Arthur Nery was attending his cousin’s big debut event when he first found out he could sing. As is usually the case at Filipino birthday parties, the then-eight-year-old was asked to sing his cousin’s favorite song in front of his relatives and random guests.
The song was “Fly Me To the Moon,” and the way Nery tells it, it seemed like everybody at the party was impressed.
“My dad was a great singer,” the shy, soft-spoken Nery says when we catch up with him one day at his label O/C Records’ headquarters in Quezon City. “I grew up listening to jazz and blues. First, Frank Sinatra, and then later on, Michael Bublé. It was all his influence.”

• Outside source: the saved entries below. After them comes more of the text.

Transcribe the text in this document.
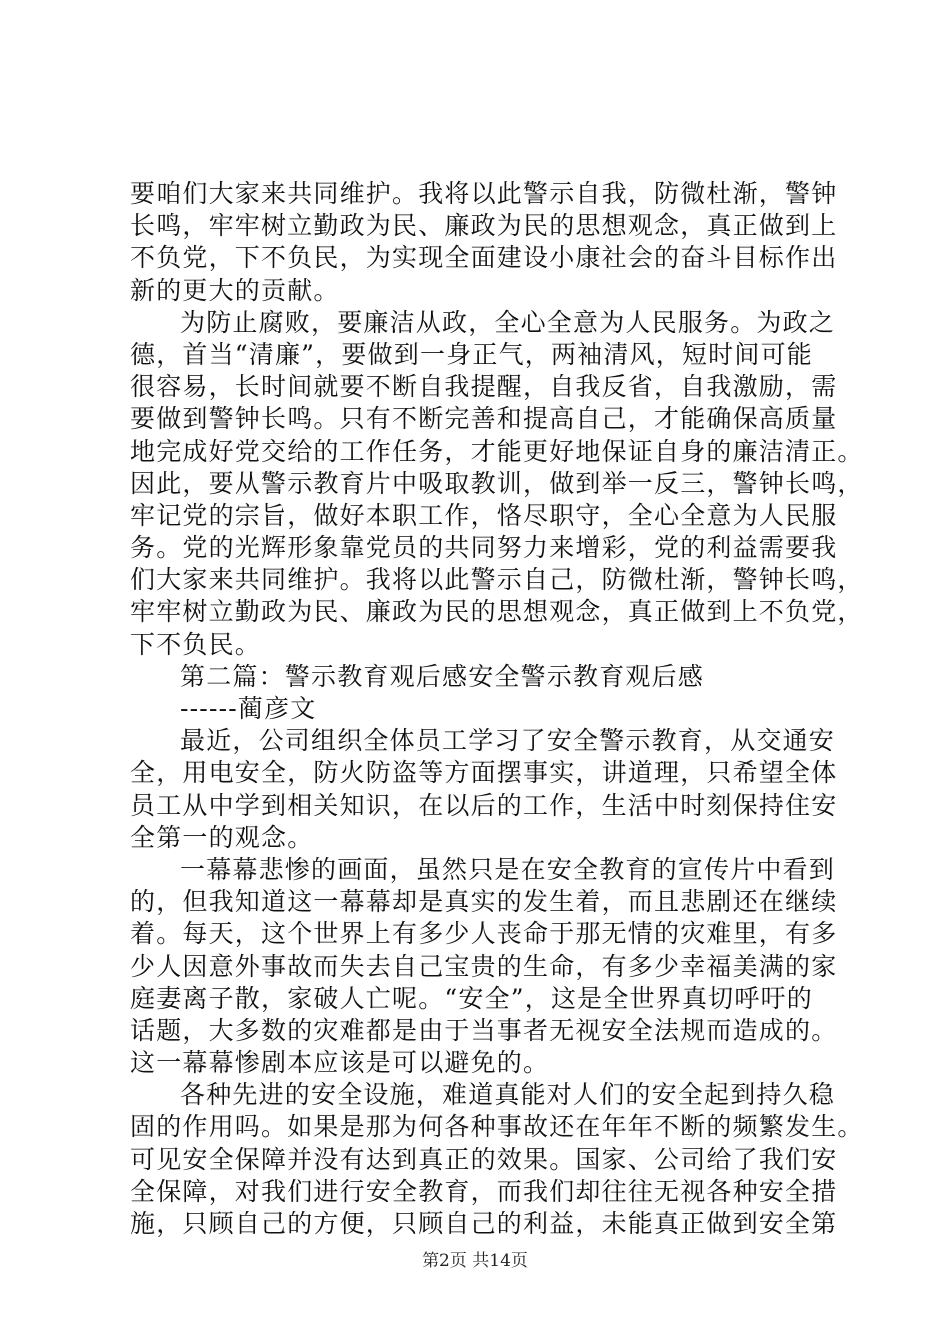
要咱们大家来共同维护。我将以此警示自我，防微杜渐，警钟
长鸣，牢牢树立勤政为民、廉政为民的思想观念，真正做到上
不负党，下不负民，为实现全面建设小康社会的奋斗目标作出
新的更大的贡献。
为防止腐败，要廉洁从政，全心全意为人民服务。为政之
德，首当“清廉”，要做到一身正气，两袖清风，短时间可能
很容易，长时间就要不断自我提醒，自我反省，自我激励，需
要做到警钟长鸣。只有不断完善和提高自己，才能确保高质量
地完成好党交给的工作任务，才能更好地保证自身的廉洁清正。
因此，要从警示教育片中吸取教训，做到举一反三，警钟长鸣，
牢记党的宗旨，做好本职工作，恪尽职守，全心全意为人民服
务。党的光辉形象靠党员的共同努力来增彩，党的利益需要我
们大家来共同维护。我将以此警示自己，防微杜渐，警钟长鸣，
牢牢树立勤政为民、廉政为民的思想观念，真正做到上不负党，
下不负民。
第二篇：警示教育观后感安全警示教育观后感
------蔺彦文
最近，公司组织全体员工学习了安全警示教育，从交通安
全，用电安全，防火防盗等方面摆事实，讲道理，只希望全体
员工从中学到相关知识，在以后的工作，生活中时刻保持住安
全第一的观念。
一幕幕悲惨的画面，虽然只是在安全教育的宣传片中看到
的，但我知道这一幕幕却是真实的发生着，而且悲剧还在继续
着。每天，这个世界上有多少人丧命于那无情的灾难里，有多
少人因意外事故而失去自己宝贵的生命，有多少幸福美满的家
庭妻离子散，家破人亡呢。“安全”，这是全世界真切呼吁的
话题，大多数的灾难都是由于当事者无视安全法规而造成的。
这一幕幕惨剧本应该是可以避免的。
各种先进的安全设施，难道真能对人们的安全起到持久稳
固的作用吗。如果是那为何各种事故还在年年不断的频繁发生。
可见安全保障并没有达到真正的效果。国家、公司给了我们安
全保障，对我们进行安全教育，而我们却往往无视各种安全措
施，只顾自己的方便，只顾自己的利益，未能真正做到安全第
第2页 共14页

Nery broke into the scene in 2019 when his album Letters Never Sent was released. It’s a captivating debut from a undeniable talent: an honest-to-goodness jazzy, R&B-tinged record from a skinny 23-year-old local with vocal chops that make you want to stop and stare. It even starts with a sexy spoken word missive, the aforementioned “letters never sent.”
“Everybody was voting for me and you, but I guess we were short a few ballots,” he croons.
(Admittedly, I’m knocking myself on the head for missing “Letters Never Sent” when I did last year’s best OPM releases. It definitely deserves a spot there, if I could redo things).